Without this, alignment remains theoretical.

  • Strengthen Double-Materiality Understanding – ISSB focuses on financial materiality; ESRS integrates impact materiality. Emerging markets must:
    • Train boards and audit committees
    • Integrate stakeholder impact mapping
    • Update risk registers to include climate and social impacts

Materiality maturity is critical for credibility.

  • Simplify Reporting Through Templates and Shared Infrastructure – Stakeholders explicitly call for reporting templates. IFC, regulators, and exchanges can jointly design sector-specific materiality templates, climate transition-planning primers, and governance disclosure checklists.
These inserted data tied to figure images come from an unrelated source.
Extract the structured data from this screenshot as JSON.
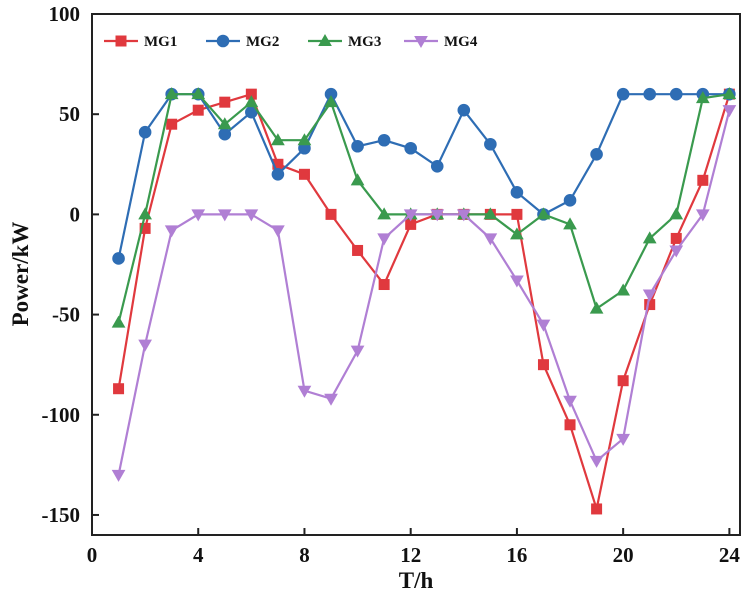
{
  "chart_data": {
    "type": "line",
    "title": "",
    "xlabel": "T/h",
    "ylabel": "Power/kW",
    "xlim": [
      0,
      24.4
    ],
    "ylim": [
      -160,
      100
    ],
    "xticks": [
      0,
      4,
      8,
      12,
      16,
      20,
      24
    ],
    "xtick_labels": [
      "0",
      "4",
      "8",
      "12",
      "16",
      "20",
      "24"
    ],
    "yticks": [
      100,
      50,
      0,
      -50,
      -100,
      -150
    ],
    "ytick_labels": [
      "100",
      "50",
      "0",
      "-50",
      "-100",
      "-150"
    ],
    "grid": false,
    "legend_position": "top",
    "x": [
      1,
      2,
      3,
      4,
      5,
      6,
      7,
      8,
      9,
      10,
      11,
      12,
      13,
      14,
      15,
      16,
      17,
      18,
      19,
      20,
      21,
      22,
      23,
      24
    ],
    "series": [
      {
        "name": "MG1",
        "color": "#e0393e",
        "marker": "square",
        "values": [
          -87,
          -7,
          45,
          52,
          56,
          60,
          25,
          20,
          0,
          -18,
          -35,
          -5,
          0,
          0,
          0,
          0,
          -75,
          -105,
          -147,
          -83,
          -45,
          -12,
          17,
          60
        ]
      },
      {
        "name": "MG2",
        "color": "#2e6db4",
        "marker": "circle",
        "values": [
          -22,
          41,
          60,
          60,
          40,
          51,
          20,
          33,
          60,
          34,
          37,
          33,
          24,
          52,
          35,
          11,
          0,
          7,
          30,
          60,
          60,
          60,
          60,
          60
        ]
      },
      {
        "name": "MG3",
        "color": "#3a9a4e",
        "marker": "triangle-up",
        "values": [
          -54,
          0,
          60,
          60,
          45,
          56,
          37,
          37,
          56,
          17,
          0,
          0,
          0,
          0,
          0,
          -10,
          0,
          -5,
          -47,
          -38,
          -12,
          0,
          58,
          60
        ]
      },
      {
        "name": "MG4",
        "color": "#b07fd4",
        "marker": "triangle-down",
        "values": [
          -130,
          -65,
          -8,
          0,
          0,
          0,
          -8,
          -88,
          -92,
          -68,
          -12,
          0,
          0,
          0,
          -12,
          -33,
          -55,
          -93,
          -123,
          -112,
          -40,
          -18,
          0,
          52
        ]
      }
    ]
  }
}
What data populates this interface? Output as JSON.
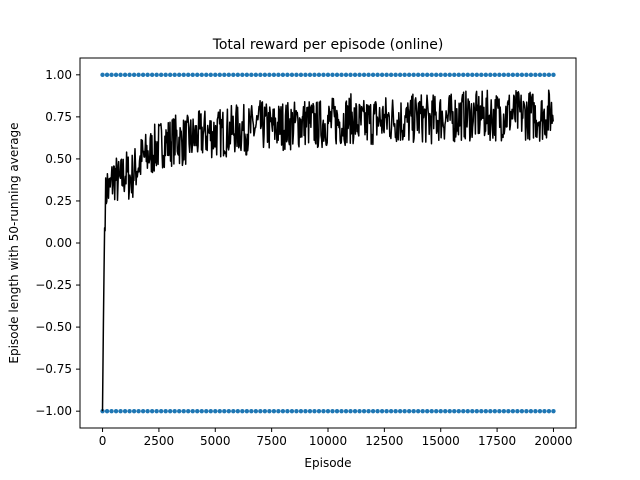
{
  "chart_data": {
    "type": "line",
    "title": "Total reward per episode (online)",
    "xlabel": "Episode",
    "ylabel": "Episode length with 50-running average",
    "xlim": [
      -1000,
      21000
    ],
    "ylim": [
      -1.1,
      1.1
    ],
    "x_ticks": [
      0,
      2500,
      5000,
      7500,
      10000,
      12500,
      15000,
      17500,
      20000
    ],
    "x_tick_labels": [
      "0",
      "2500",
      "5000",
      "7500",
      "10000",
      "12500",
      "15000",
      "17500",
      "20000"
    ],
    "y_ticks": [
      -1.0,
      -0.75,
      -0.5,
      -0.25,
      0.0,
      0.25,
      0.5,
      0.75,
      1.0
    ],
    "y_tick_labels": [
      "−1.00",
      "−0.75",
      "−0.50",
      "−0.25",
      "0.00",
      "0.25",
      "0.50",
      "0.75",
      "1.00"
    ],
    "grid": false,
    "legend": false,
    "series": [
      {
        "kind": "scatter",
        "color": "#1f77b4",
        "description": "per-episode reward, values are either +1 or -1 for every episode 0..20000",
        "levels": [
          1.0,
          -1.0
        ],
        "x_range": [
          0,
          20000
        ]
      },
      {
        "kind": "line",
        "color": "#000000",
        "x": [
          0,
          50,
          100,
          200,
          300,
          500,
          750,
          1000,
          1250,
          1500,
          1750,
          2000,
          2250,
          2500,
          2750,
          3000,
          3250,
          3500,
          4000,
          4500,
          5000,
          5500,
          6000,
          6500,
          7000,
          7500,
          8000,
          8500,
          9000,
          9500,
          10000,
          10500,
          11000,
          11500,
          12000,
          12500,
          13000,
          13500,
          14000,
          14500,
          15000,
          15500,
          16000,
          16500,
          17000,
          17500,
          18000,
          18500,
          19000,
          19500,
          20000
        ],
        "y": [
          -1.0,
          -0.35,
          0.2,
          0.35,
          0.3,
          0.4,
          0.35,
          0.42,
          0.38,
          0.45,
          0.5,
          0.52,
          0.55,
          0.58,
          0.6,
          0.6,
          0.62,
          0.6,
          0.62,
          0.65,
          0.65,
          0.66,
          0.68,
          0.67,
          0.7,
          0.68,
          0.7,
          0.7,
          0.72,
          0.7,
          0.72,
          0.72,
          0.74,
          0.7,
          0.73,
          0.73,
          0.74,
          0.72,
          0.75,
          0.73,
          0.75,
          0.74,
          0.76,
          0.75,
          0.76,
          0.75,
          0.77,
          0.76,
          0.76,
          0.75,
          0.78
        ],
        "noise_amplitude": 0.15,
        "min_y": -1.0,
        "max_y": 1.0
      }
    ]
  }
}
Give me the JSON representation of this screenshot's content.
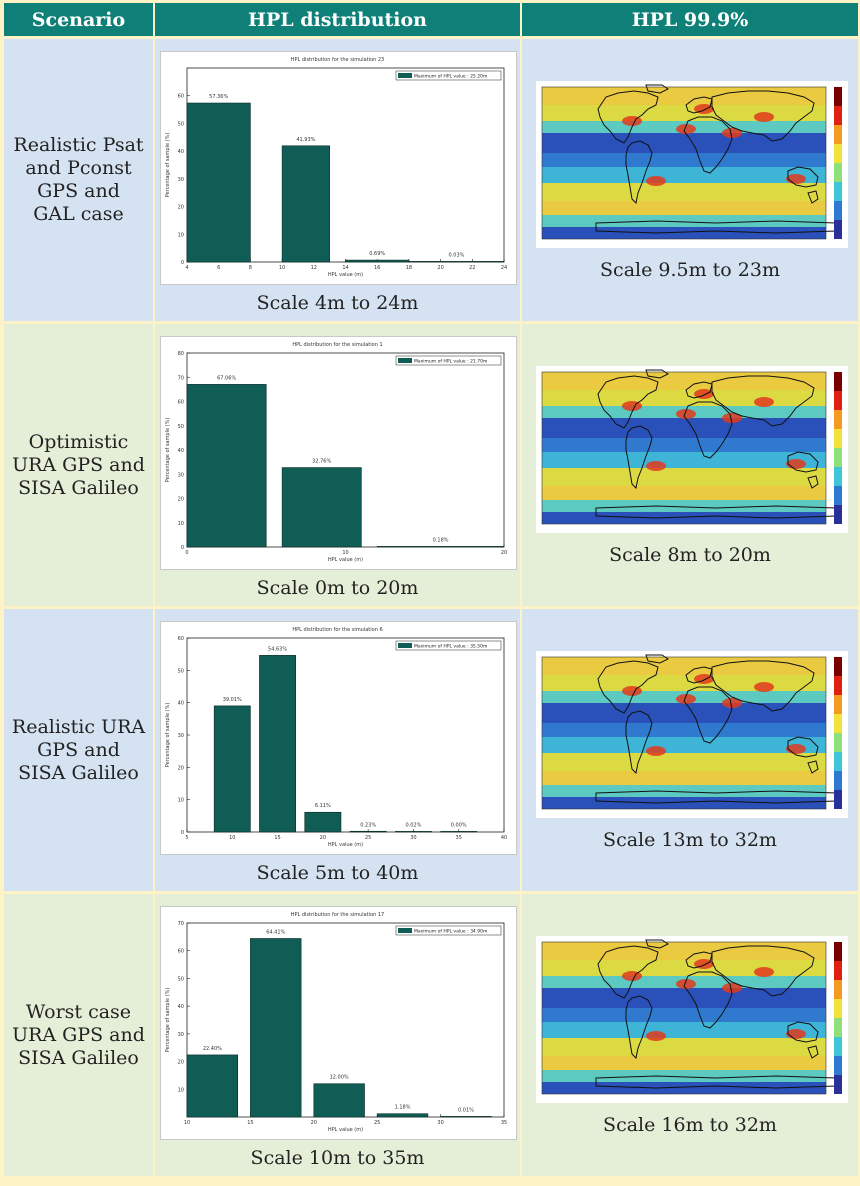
{
  "headers": {
    "scenario": "Scenario",
    "distribution": "HPL distribution",
    "hpl999": "HPL 99.9%"
  },
  "legend_prefix": "Maximum of HPL value : ",
  "xlabel": "HPL value (m)",
  "ylabel": "Percentage of sample (%)",
  "rows": [
    {
      "scenario": "Realistic Psat\nand Pconst\nGPS and\nGAL case",
      "dist_caption": "Scale 4m to 24m",
      "map_caption": "Scale 9.5m to 23m",
      "chart_data": {
        "type": "bar",
        "title": "HPL distribution for the simulation 23",
        "legend": "Maximum of HPL value : 25.20m",
        "xticks": [
          4,
          6,
          8,
          10,
          12,
          14,
          16,
          18,
          20,
          22,
          24
        ],
        "xlim": [
          4,
          24
        ],
        "ylim": [
          0,
          70
        ],
        "yticks": [
          0,
          10,
          20,
          30,
          40,
          50,
          60
        ],
        "bars": [
          {
            "from": 4,
            "to": 8,
            "value": 57.36,
            "label": "57.36%"
          },
          {
            "from": 10,
            "to": 13,
            "value": 41.93,
            "label": "41.93%"
          },
          {
            "from": 14,
            "to": 18,
            "value": 0.69,
            "label": "0.69%"
          },
          {
            "from": 18,
            "to": 24,
            "value": 0.03,
            "label": "0.03%"
          }
        ]
      }
    },
    {
      "scenario": "Optimistic\nURA GPS and\nSISA Galileo",
      "dist_caption": "Scale 0m to 20m",
      "map_caption": "Scale 8m to 20m",
      "chart_data": {
        "type": "bar",
        "title": "HPL distribution for the simulation 1",
        "legend": "Maximum of HPL value : 21.70m",
        "xticks": [
          0,
          10,
          20
        ],
        "xlim": [
          0,
          20
        ],
        "ylim": [
          0,
          80
        ],
        "yticks": [
          0,
          10,
          20,
          30,
          40,
          50,
          60,
          70,
          80
        ],
        "bars": [
          {
            "from": 0,
            "to": 5,
            "value": 67.06,
            "label": "67.06%"
          },
          {
            "from": 6,
            "to": 11,
            "value": 32.76,
            "label": "32.76%"
          },
          {
            "from": 12,
            "to": 20,
            "value": 0.18,
            "label": "0.18%"
          }
        ]
      }
    },
    {
      "scenario": "Realistic URA\nGPS and\nSISA Galileo",
      "dist_caption": "Scale 5m to 40m",
      "map_caption": "Scale 13m to 32m",
      "chart_data": {
        "type": "bar",
        "title": "HPL distribution for the simulation 6",
        "legend": "Maximum of HPL value : 35.50m",
        "xticks": [
          5,
          10,
          15,
          20,
          25,
          30,
          35,
          40
        ],
        "xlim": [
          5,
          40
        ],
        "ylim": [
          0,
          60
        ],
        "yticks": [
          0,
          10,
          20,
          30,
          40,
          50,
          60
        ],
        "bars": [
          {
            "from": 8,
            "to": 12,
            "value": 39.01,
            "label": "39.01%"
          },
          {
            "from": 13,
            "to": 17,
            "value": 54.63,
            "label": "54.63%"
          },
          {
            "from": 18,
            "to": 22,
            "value": 6.11,
            "label": "6.11%"
          },
          {
            "from": 23,
            "to": 27,
            "value": 0.23,
            "label": "0.23%"
          },
          {
            "from": 28,
            "to": 32,
            "value": 0.02,
            "label": "0.02%"
          },
          {
            "from": 33,
            "to": 37,
            "value": 0.0,
            "label": "0.00%"
          }
        ]
      }
    },
    {
      "scenario": "Worst case\nURA GPS and\nSISA Galileo",
      "dist_caption": "Scale 10m to 35m",
      "map_caption": "Scale 16m to 32m",
      "chart_data": {
        "type": "bar",
        "title": "HPL distribution for the simulation 17",
        "legend": "Maximum of HPL value : 34.90m",
        "xticks": [
          10,
          15,
          20,
          25,
          30,
          35
        ],
        "xlim": [
          10,
          35
        ],
        "ylim": [
          0,
          70
        ],
        "yticks": [
          10,
          20,
          30,
          40,
          50,
          60,
          70
        ],
        "bars": [
          {
            "from": 10,
            "to": 14,
            "value": 22.4,
            "label": "22.40%"
          },
          {
            "from": 15,
            "to": 19,
            "value": 64.41,
            "label": "64.41%"
          },
          {
            "from": 20,
            "to": 24,
            "value": 12.0,
            "label": "12.00%"
          },
          {
            "from": 25,
            "to": 29,
            "value": 1.18,
            "label": "1.18%"
          },
          {
            "from": 30,
            "to": 34,
            "value": 0.01,
            "label": "0.01%"
          }
        ]
      }
    }
  ],
  "colors": {
    "header_bg": "#0e8078",
    "bar_fill": "#0f5d55",
    "row_blue": "#d5e2f1",
    "row_green": "#e5eed7",
    "page_bg": "#fdf3c6"
  }
}
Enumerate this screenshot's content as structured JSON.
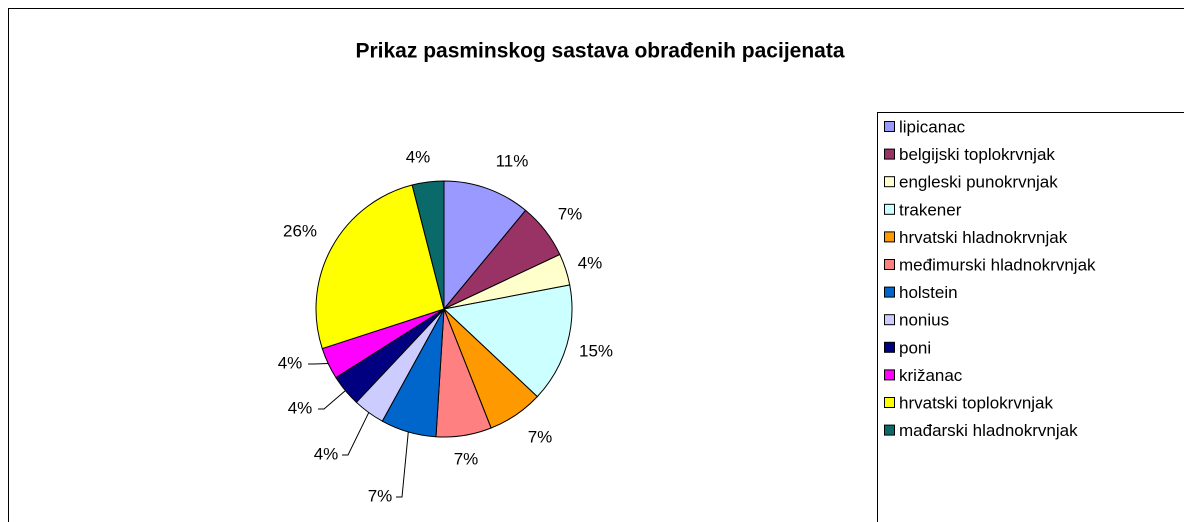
{
  "chart_data": {
    "type": "pie",
    "title": "Prikaz pasminskog sastava obrađenih pacijenata",
    "categories": [
      "lipicanac",
      "belgijski toplokrvnjak",
      "engleski punokrvnjak",
      "trakener",
      "hrvatski hladnokrvnjak",
      "međimurski hladnokrvnjak",
      "holstein",
      "nonius",
      "poni",
      "križanac",
      "hrvatski toplokrvnjak",
      "mađarski hladnokrvnjak"
    ],
    "values": [
      11,
      7,
      4,
      15,
      7,
      7,
      7,
      4,
      4,
      4,
      26,
      4
    ],
    "value_labels": [
      "11%",
      "7%",
      "4%",
      "15%",
      "7%",
      "7%",
      "7%",
      "4%",
      "4%",
      "4%",
      "26%",
      "4%"
    ],
    "colors": [
      "#9999ff",
      "#993366",
      "#ffffcc",
      "#ccffff",
      "#ff9900",
      "#ff8080",
      "#0066cc",
      "#ccccff",
      "#000080",
      "#ff00ff",
      "#ffff00",
      "#0a6a6a"
    ],
    "legend": "right"
  }
}
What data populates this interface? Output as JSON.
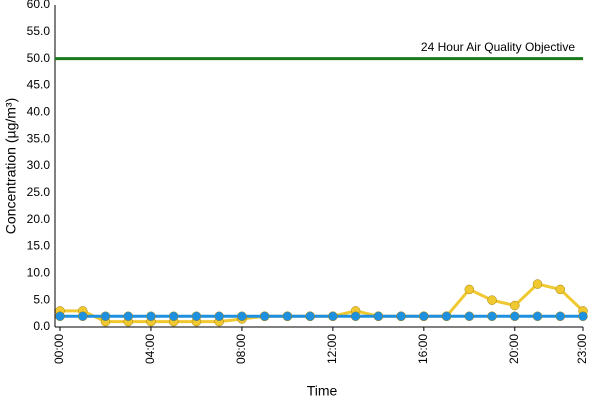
{
  "chart_data": {
    "type": "line",
    "x_label": "Time",
    "y_label": "Concentration (µg/m³)",
    "categories": [
      "00:00",
      null,
      null,
      null,
      "04:00",
      null,
      null,
      null,
      "08:00",
      null,
      null,
      null,
      "12:00",
      null,
      null,
      null,
      "16:00",
      null,
      null,
      null,
      "20:00",
      null,
      null,
      "23:00"
    ],
    "series": [
      {
        "color": "#f0c830",
        "values": [
          3,
          3,
          1,
          1,
          1,
          1,
          1,
          1,
          1.5,
          2,
          2,
          2,
          2,
          3,
          2,
          2,
          2,
          2,
          7,
          5,
          4,
          8,
          7,
          3
        ]
      },
      {
        "color": "#1e90e0",
        "values": [
          2,
          2,
          2,
          2,
          2,
          2,
          2,
          2,
          2,
          2,
          2,
          2,
          2,
          2,
          2,
          2,
          2,
          2,
          2,
          2,
          2,
          2,
          2,
          2
        ]
      }
    ],
    "objective": {
      "value": 50,
      "label": "24 Hour Air Quality Objective",
      "color": "#1a7a1a"
    },
    "ylim": [
      0,
      60
    ],
    "yticks": [
      {
        "value": 0,
        "label": "0.0"
      },
      {
        "value": 5,
        "label": "5.0"
      },
      {
        "value": 10,
        "label": "10.0"
      },
      {
        "value": 15,
        "label": "15.0"
      },
      {
        "value": 20,
        "label": "20.0"
      },
      {
        "value": 25,
        "label": "25.0"
      },
      {
        "value": 30,
        "label": "30.0"
      },
      {
        "value": 35,
        "label": "35.0"
      },
      {
        "value": 40,
        "label": "40.0"
      },
      {
        "value": 45,
        "label": "45.0"
      },
      {
        "value": 50,
        "label": "50.0"
      },
      {
        "value": 55,
        "label": "55.0"
      },
      {
        "value": 60,
        "label": "60.0"
      }
    ],
    "grid": false
  }
}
This lowers compliance barriers.

  • Expand Collaboration Between Standard Setters – With 75% of interviewees citing harmonisation needs, emerging markets benefit from:
    • Joint ISSB–ESRS–GRI guidance notes
    • Regional capacity-building ecosystems
    • Public-private ESG knowledge hubs

The objective is not just compliance, but capability.

PATH FORWARD – Aligned Foundations, Empowered Markets, Shared Future

Emerging markets now possess a rare head start: IFC's frameworks already align with major global standards. But alignment alone is insufficient. To fully participate in the evolving ESG landscape, companies must strengthen data infrastructures, deepen materiality assessments, and build governance capacities that match global expectations.

The momentum for harmonisation, collaboration, and market-level support is clear. With deliberate action, emerging markets can transform compliance pressure into a sustainable competitive advantage, anchoring integrity, resilience, and inclusive growth in a new global reporting era.